Listen to the hand: Tan (left) wears the talking glove that allows a smart phone to translate sign language into text and speech. The gesture says, "I love you." |
This would help normal people to understand the language of the deaf and mute people and remove an invisible linguistic barrier.
Tân and Đức’s initiative recently won the highest award for high school students in the south at the Viet Nam Science and Technology Fair.
The solution that the two high school students came up with involved a glove and a smart phone. The glove is attached with a Flex Sensor and an MPU6050 sensor.
When the wearer uses the sign language, the sensors will read the movements of the hand, and transmit the data to the phone via an application based on the Android system.
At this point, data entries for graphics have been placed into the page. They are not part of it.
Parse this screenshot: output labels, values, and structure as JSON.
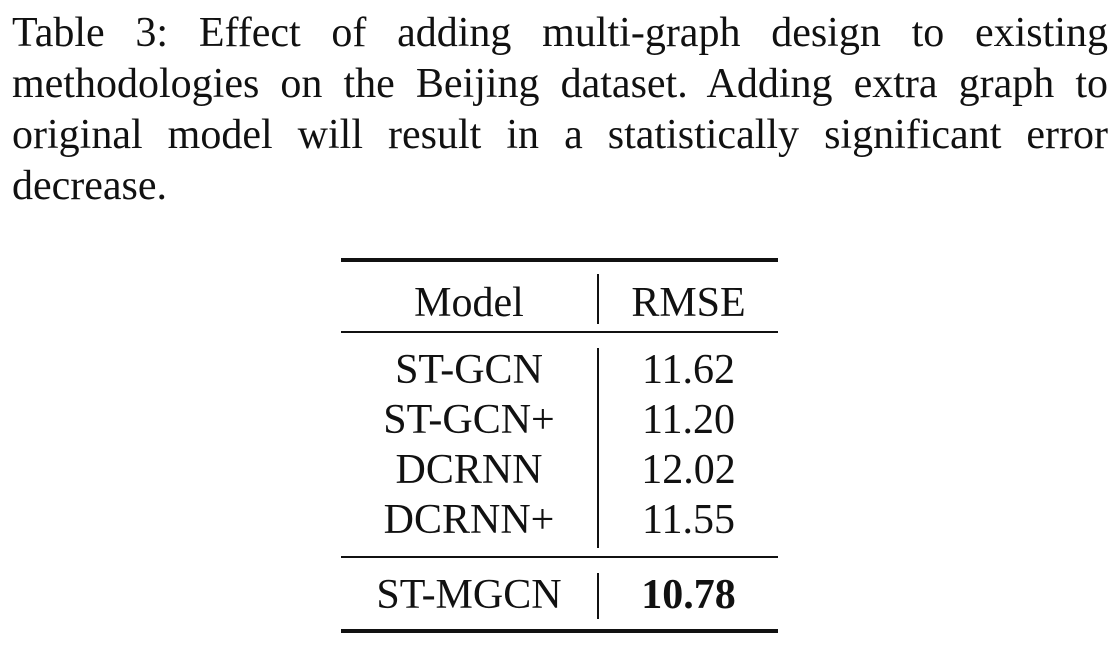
{
  "caption": {
    "lines": [
      "Table 3: Effect of adding multi-graph design to existing",
      "methodologies on the Beijing dataset. Adding extra graph to",
      "original model will result in a statistically significant error",
      "decrease."
    ]
  },
  "table": {
    "headers": {
      "model": "Model",
      "rmse": "RMSE"
    },
    "rows": [
      {
        "model": "ST-GCN",
        "rmse": "11.62"
      },
      {
        "model": "ST-GCN+",
        "rmse": "11.20"
      },
      {
        "model": "DCRNN",
        "rmse": "12.02"
      },
      {
        "model": "DCRNN+",
        "rmse": "11.55"
      }
    ],
    "footer": {
      "model": "ST-MGCN",
      "rmse": "10.78"
    }
  }
}
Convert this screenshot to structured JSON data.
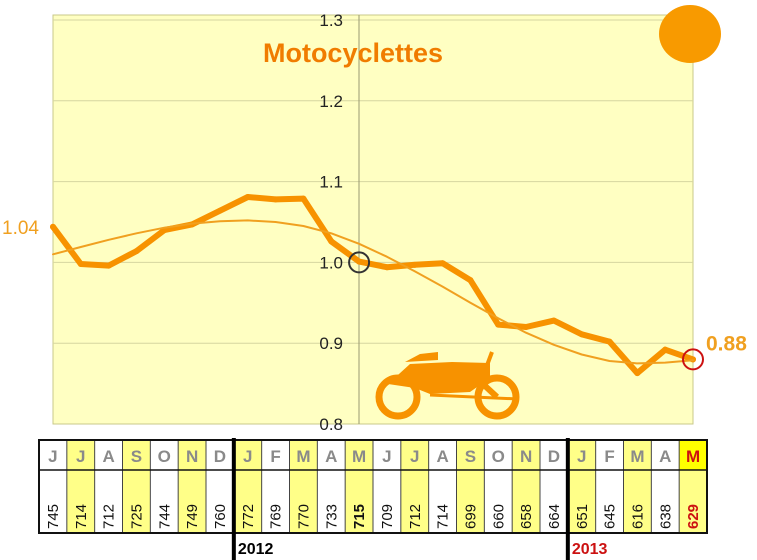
{
  "chart_data": {
    "type": "line",
    "title": "Motocyclettes",
    "ylim": [
      0.8,
      1.3
    ],
    "yticks": [
      "0.8",
      "0.9",
      "1.0",
      "1.1",
      "1.2",
      "1.3"
    ],
    "categories": [
      "J",
      "J",
      "A",
      "S",
      "O",
      "N",
      "D",
      "J",
      "F",
      "M",
      "A",
      "M",
      "J",
      "J",
      "A",
      "S",
      "O",
      "N",
      "D",
      "J",
      "F",
      "M",
      "A",
      "M"
    ],
    "series": [
      {
        "values": [
          1.044,
          0.998,
          0.996,
          1.014,
          1.04,
          1.047,
          1.064,
          1.081,
          1.078,
          1.079,
          1.026,
          1.001,
          0.994,
          0.997,
          0.999,
          0.978,
          0.923,
          0.92,
          0.928,
          0.911,
          0.902,
          0.863,
          0.892,
          0.88
        ],
        "color": "#f79200"
      },
      {
        "values": [
          1.01,
          1.019,
          1.028,
          1.036,
          1.043,
          1.048,
          1.051,
          1.052,
          1.05,
          1.045,
          1.036,
          1.023,
          1.007,
          0.989,
          0.97,
          0.95,
          0.931,
          0.913,
          0.898,
          0.886,
          0.878,
          0.875,
          0.876,
          0.879
        ],
        "color": "#f0a020"
      }
    ],
    "start_label": "1.04",
    "end_label": "0.88",
    "reference_marker_month_index": 11,
    "end_marker_month_index": 23
  },
  "table": {
    "months": [
      "J",
      "J",
      "A",
      "S",
      "O",
      "N",
      "D",
      "J",
      "F",
      "M",
      "A",
      "M",
      "J",
      "J",
      "A",
      "S",
      "O",
      "N",
      "D",
      "J",
      "F",
      "M",
      "A",
      "M"
    ],
    "counts": [
      "745",
      "714",
      "712",
      "725",
      "744",
      "749",
      "760",
      "772",
      "769",
      "770",
      "733",
      "715",
      "709",
      "712",
      "714",
      "699",
      "660",
      "658",
      "664",
      "651",
      "645",
      "616",
      "638",
      "629"
    ],
    "years": [
      "2012",
      "2013"
    ]
  },
  "colors": {
    "plot_bg": "#ffffc2",
    "grid": "#d6d6a0",
    "accent": "#f79200",
    "title": "#f07c00",
    "red": "#cc1111",
    "cell_highlight": "#ffff88",
    "highlight_month_bg": "#ffff00"
  },
  "icons": [
    "sun-icon",
    "motorcycle-icon"
  ]
}
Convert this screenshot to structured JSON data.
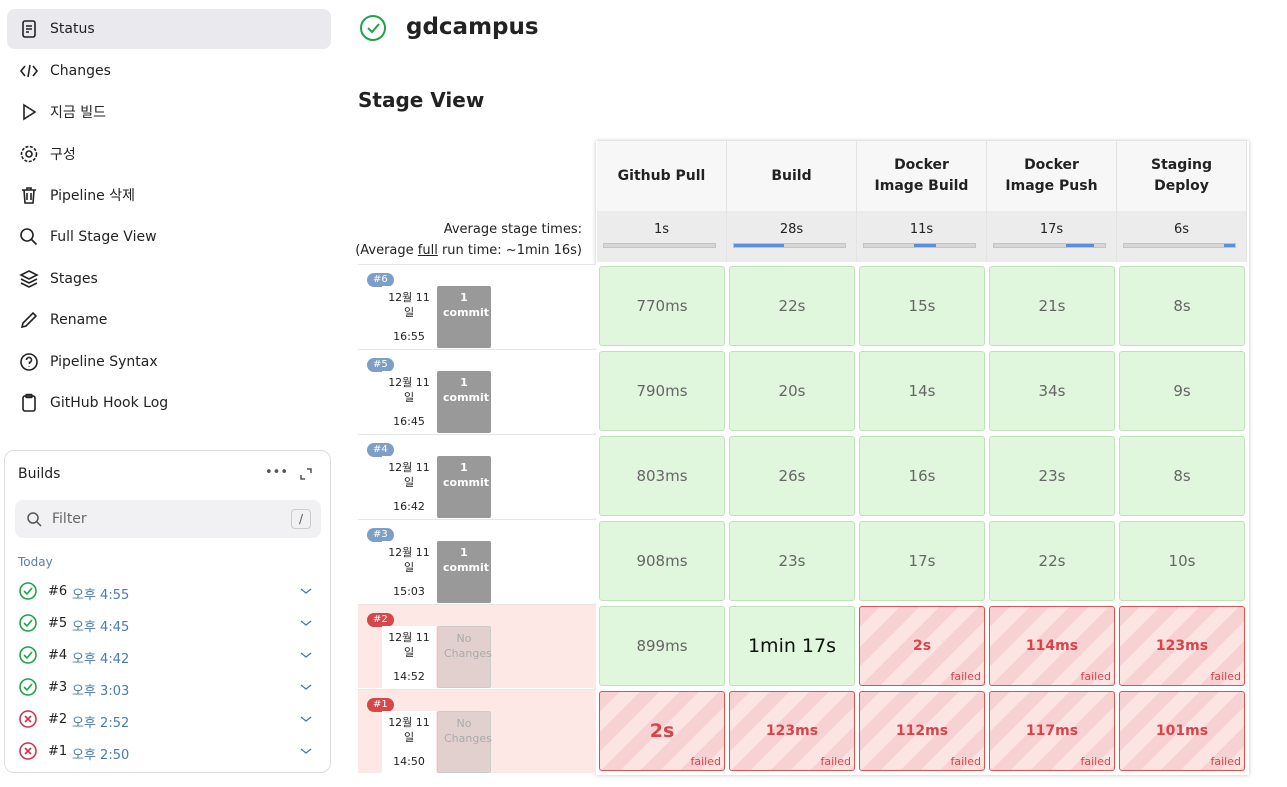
{
  "sidebar": {
    "items": [
      "Status",
      "Changes",
      "지금 빌드",
      "구성",
      "Pipeline 삭제",
      "Full Stage View",
      "Stages",
      "Rename",
      "Pipeline Syntax",
      "GitHub Hook Log"
    ]
  },
  "builds": {
    "title": "Builds",
    "filter": "Filter",
    "shortcut": "/",
    "group": "Today",
    "items": [
      {
        "number": "#6",
        "time": "오후 4:55",
        "status": "success"
      },
      {
        "number": "#5",
        "time": "오후 4:45",
        "status": "success"
      },
      {
        "number": "#4",
        "time": "오후 4:42",
        "status": "success"
      },
      {
        "number": "#3",
        "time": "오후 3:03",
        "status": "success"
      },
      {
        "number": "#2",
        "time": "오후 2:52",
        "status": "failed"
      },
      {
        "number": "#1",
        "time": "오후 2:50",
        "status": "failed"
      }
    ]
  },
  "header": {
    "title": "gdcampus"
  },
  "stage_view": {
    "title": "Stage View",
    "stages": [
      "Github Pull",
      "Build",
      "Docker Image Build",
      "Docker Image Push",
      "Staging Deploy"
    ],
    "avg_label": "Average stage times:",
    "avg_run_prefix": "(Average ",
    "avg_run_full": "full",
    "avg_run_suffix": " run time: ~1min 16s)",
    "avg_times": [
      "1s",
      "28s",
      "11s",
      "17s",
      "6s"
    ],
    "failed_label": "failed",
    "runs": [
      {
        "number": "#6",
        "date": "12월 11 일",
        "time": "16:55",
        "changes": "1 commit",
        "status": "success",
        "cells": [
          {
            "time": "770ms",
            "status": "success"
          },
          {
            "time": "22s",
            "status": "success"
          },
          {
            "time": "15s",
            "status": "success"
          },
          {
            "time": "21s",
            "status": "success"
          },
          {
            "time": "8s",
            "status": "success"
          }
        ]
      },
      {
        "number": "#5",
        "date": "12월 11 일",
        "time": "16:45",
        "changes": "1 commit",
        "status": "success",
        "cells": [
          {
            "time": "790ms",
            "status": "success"
          },
          {
            "time": "20s",
            "status": "success"
          },
          {
            "time": "14s",
            "status": "success"
          },
          {
            "time": "34s",
            "status": "success"
          },
          {
            "time": "9s",
            "status": "success"
          }
        ]
      },
      {
        "number": "#4",
        "date": "12월 11 일",
        "time": "16:42",
        "changes": "1 commit",
        "status": "success",
        "cells": [
          {
            "time": "803ms",
            "status": "success"
          },
          {
            "time": "26s",
            "status": "success"
          },
          {
            "time": "16s",
            "status": "success"
          },
          {
            "time": "23s",
            "status": "success"
          },
          {
            "time": "8s",
            "status": "success"
          }
        ]
      },
      {
        "number": "#3",
        "date": "12월 11 일",
        "time": "15:03",
        "changes": "1 commit",
        "status": "success",
        "cells": [
          {
            "time": "908ms",
            "status": "success"
          },
          {
            "time": "23s",
            "status": "success"
          },
          {
            "time": "17s",
            "status": "success"
          },
          {
            "time": "22s",
            "status": "success"
          },
          {
            "time": "10s",
            "status": "success"
          }
        ]
      },
      {
        "number": "#2",
        "date": "12월 11 일",
        "time": "14:52",
        "changes": "No Changes",
        "status": "failed",
        "cells": [
          {
            "time": "899ms",
            "status": "success"
          },
          {
            "time": "1min 17s",
            "status": "success"
          },
          {
            "time": "2s",
            "status": "failed"
          },
          {
            "time": "114ms",
            "status": "failed"
          },
          {
            "time": "123ms",
            "status": "failed"
          }
        ]
      },
      {
        "number": "#1",
        "date": "12월 11 일",
        "time": "14:50",
        "changes": "No Changes",
        "status": "failed",
        "cells": [
          {
            "time": "2s",
            "status": "failed"
          },
          {
            "time": "123ms",
            "status": "failed"
          },
          {
            "time": "112ms",
            "status": "failed"
          },
          {
            "time": "117ms",
            "status": "failed"
          },
          {
            "time": "101ms",
            "status": "failed"
          }
        ]
      }
    ]
  }
}
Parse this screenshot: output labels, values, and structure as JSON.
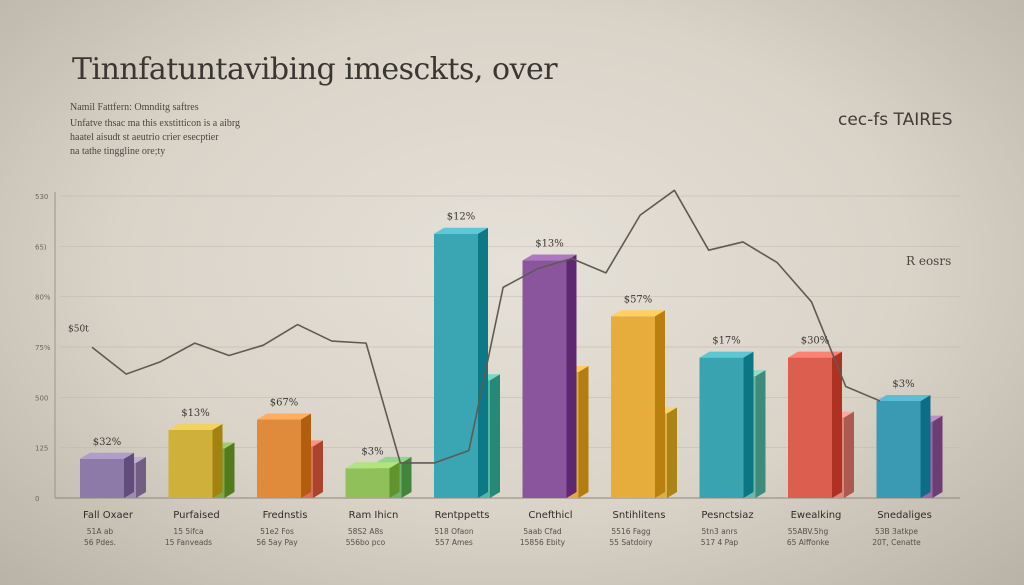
{
  "header": {
    "title": "Tinnfatuntavibing imesckts, over",
    "subtitle_lines": [
      "Namil Fattfern: Omnditg saftres",
      "Unfatve thsac ma this exstitticon is a aibrg",
      "haatel aisudt st aeutrio crier esecptier",
      "na tathe tinggline ore;ty"
    ],
    "corner_label": "cec-fs TAIRES",
    "side_note": "R eosrs"
  },
  "chart_data": {
    "type": "bar",
    "y_ticks": [
      "530",
      "65)",
      "80%",
      "75%",
      "500",
      "125",
      "0"
    ],
    "categories": [
      "Fall Oxaer",
      "Purfaised",
      "Frednstis",
      "Ram Ihicn",
      "Rentppetts",
      "Cnefthicl",
      "Sntihlitens",
      "Pesnctsiaz",
      "Ewealking",
      "Snedaliges"
    ],
    "category_sublabels": [
      [
        "51A ab",
        "56 Pdes."
      ],
      [
        "15 5ifca",
        "15 Fanveads"
      ],
      [
        "51e2 Fos",
        "56 5ay Pay"
      ],
      [
        "58S2 A8s",
        "556bo pco"
      ],
      [
        "518 Ofaon",
        "557 Ames"
      ],
      [
        "5aab Cfad",
        "15856 Ebity"
      ],
      [
        "5516 Fagg",
        "55 Satdoiry"
      ],
      [
        "5tn3 anrs",
        "517 4 Pap"
      ],
      [
        "55ABV.5hg",
        "65 Alffonke"
      ],
      [
        "53B 3atkpe",
        "20T, Cenatte"
      ]
    ],
    "series": [
      {
        "values": [
          95,
          165,
          190,
          72,
          640,
          575,
          440,
          340,
          340,
          235
        ],
        "value_labels": [
          "$32%",
          "$13%",
          "$67%",
          "$3%",
          "$12%",
          "$13%",
          "$57%",
          "$17%",
          "$30%",
          "$3%"
        ],
        "colors": [
          "#8e7aa8",
          "#cfb03a",
          "#e08a3c",
          "#8fc05a",
          "#3aa6b4",
          "#8a559c",
          "#e6ac3c",
          "#3aa3b0",
          "#dc5e4e",
          "#3a9ab4"
        ]
      },
      {
        "values": [
          85,
          120,
          125,
          85,
          285,
          305,
          205,
          295,
          195,
          185
        ],
        "colors": [
          "#a08bb0",
          "#7fa84a",
          "#d9705a",
          "#6fb26a",
          "#53b6a4",
          "#e0aa3c",
          "#d8b043",
          "#6cb8a8",
          "#d9877c",
          "#9a6ba3"
        ]
      }
    ],
    "trend_line": {
      "label": "$50t",
      "values": [
        365,
        300,
        330,
        375,
        345,
        370,
        420,
        380,
        375,
        85,
        85,
        115,
        510,
        555,
        580,
        545,
        685,
        745,
        600,
        620,
        570,
        475,
        270,
        235
      ]
    },
    "ylim": [
      0,
      770
    ]
  }
}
The phone screen will display the characters, texts and sounds based on the data.
The sounds that the phone utters now is the sweet and young voice of a female student who is a member of the science club at the Lê Hồng Phong High School for gifted students .
Tan and Duc have so far successfully transcribed 31 hand movements into sounds and speech on the phone. Besides the alphabet, the glove can also ‘speak’ many words and phrases, including “I love you”, “I”, “You”, “Việt Nam”, “Hello”, “Parents”, and “Love”.
The young “scientists” are planning to write more codes to arrange the words in a sentence properly, and on connecting two gloves to make a full sentence on the smart phone in the near future.
The two friends started working on the “speaking” glove in last August, and “finalized” the product last month, just one day before their examinations, after many sleepless nights.
However, they are not sure when they can finish the linguistic system for the glove, for it is something that requires constant updates.
The talking glove is not their first creation. Earlier, Tan and Duc had collaborated to make other products like a machine to measure alcohol levels and an astronomical telescope.
The first prize in the Viet Nam Science and Technology lFair has only fuelled their aspirations. They dream of attending top-notch scientific and technological centres in the world where they can take their scientific passion to greater heights.